Andrzej Migdalskiat the airport in Israel

Here you can see my son, Andrzej Migdalski, with the second wife of uncle Noach Dajbog, Bronislawa, at the airport in Tel Aviv, Israel. This photo was taken in 1996. My son Andrzej, born in 1959, had been talking about biology from the day he was born. And of course he went to study biology. Today he works at the Polish Academy of Sciences's Biophysics and Biochemistry Institute. He got married but they divorced. They have no children. They have long been divorced and now, for instance, she is in America, her parents are here, and he's taking care of them. He's generally a successful man. After the war, uncle Noach worked at the Defense Ministry's bookkeeping department until about 1955. Then he worked for a couple of years at Jewish cooperatives. He had two sons. In 1968, Marek was in his second year of studies, and Julek hadn't yet completed high school. Uncle said there was still time for at least them to have a peaceful life. That he no longer wanted the shocks, things like the Kielce pogrom, the Jewish Doctors' Plot, and all those things he had to go through. His wife was Jewish. Basically, she was most Zionistic of us all. Uncle Noach had been a Zionist in his youth, but no longer at the time. But he said, well, he'd surely not create a new life for himself, to the contrary, he'd be changing things for worse as he was living on a retirement pension and he'd not transfer the pension to Israel - but at least he'd take the boys out.
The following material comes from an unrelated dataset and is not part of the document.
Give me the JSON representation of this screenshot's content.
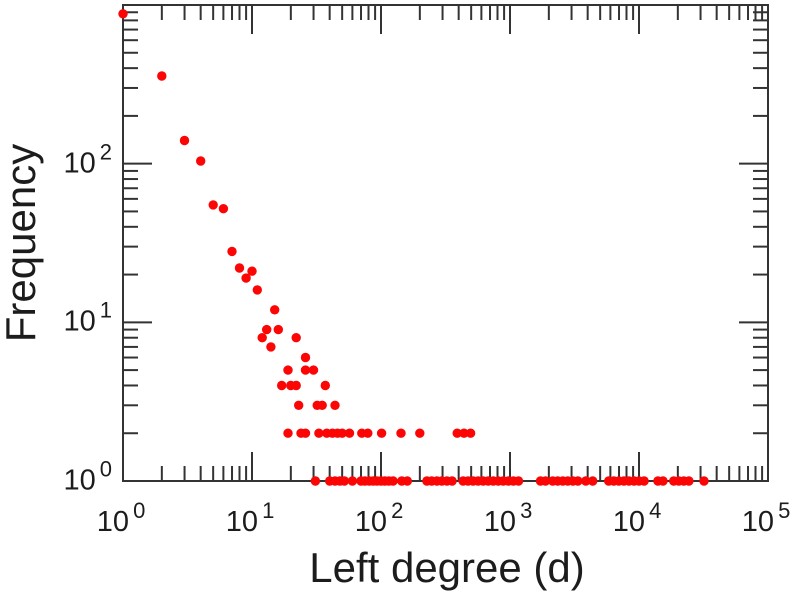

And in 1968 he emigrated with his sons and wife to Israel. For me, that was an incredible shock. In 1996 I was with Andrzej in Israel to attend the wedding of Marek's daughter, Michal. I spent two months in Israel then, Andrzej spent two weeks. I was taking single-day and several-day excursions throughout the country; I had very many friends there, so I had places to sleep in Haifa and near Haifa, in Tel Aviv, in Jerusalem. I was partly driven about. And I spent those two months very actively. I liked the country very much. I've never tried to go again, for various reasons. Andrzej has very nice memories of the trip. He'd join English-language tourist groups and do a lot of sightseeing. At the wedding, Michal held the chuppah, which made him feel very proud.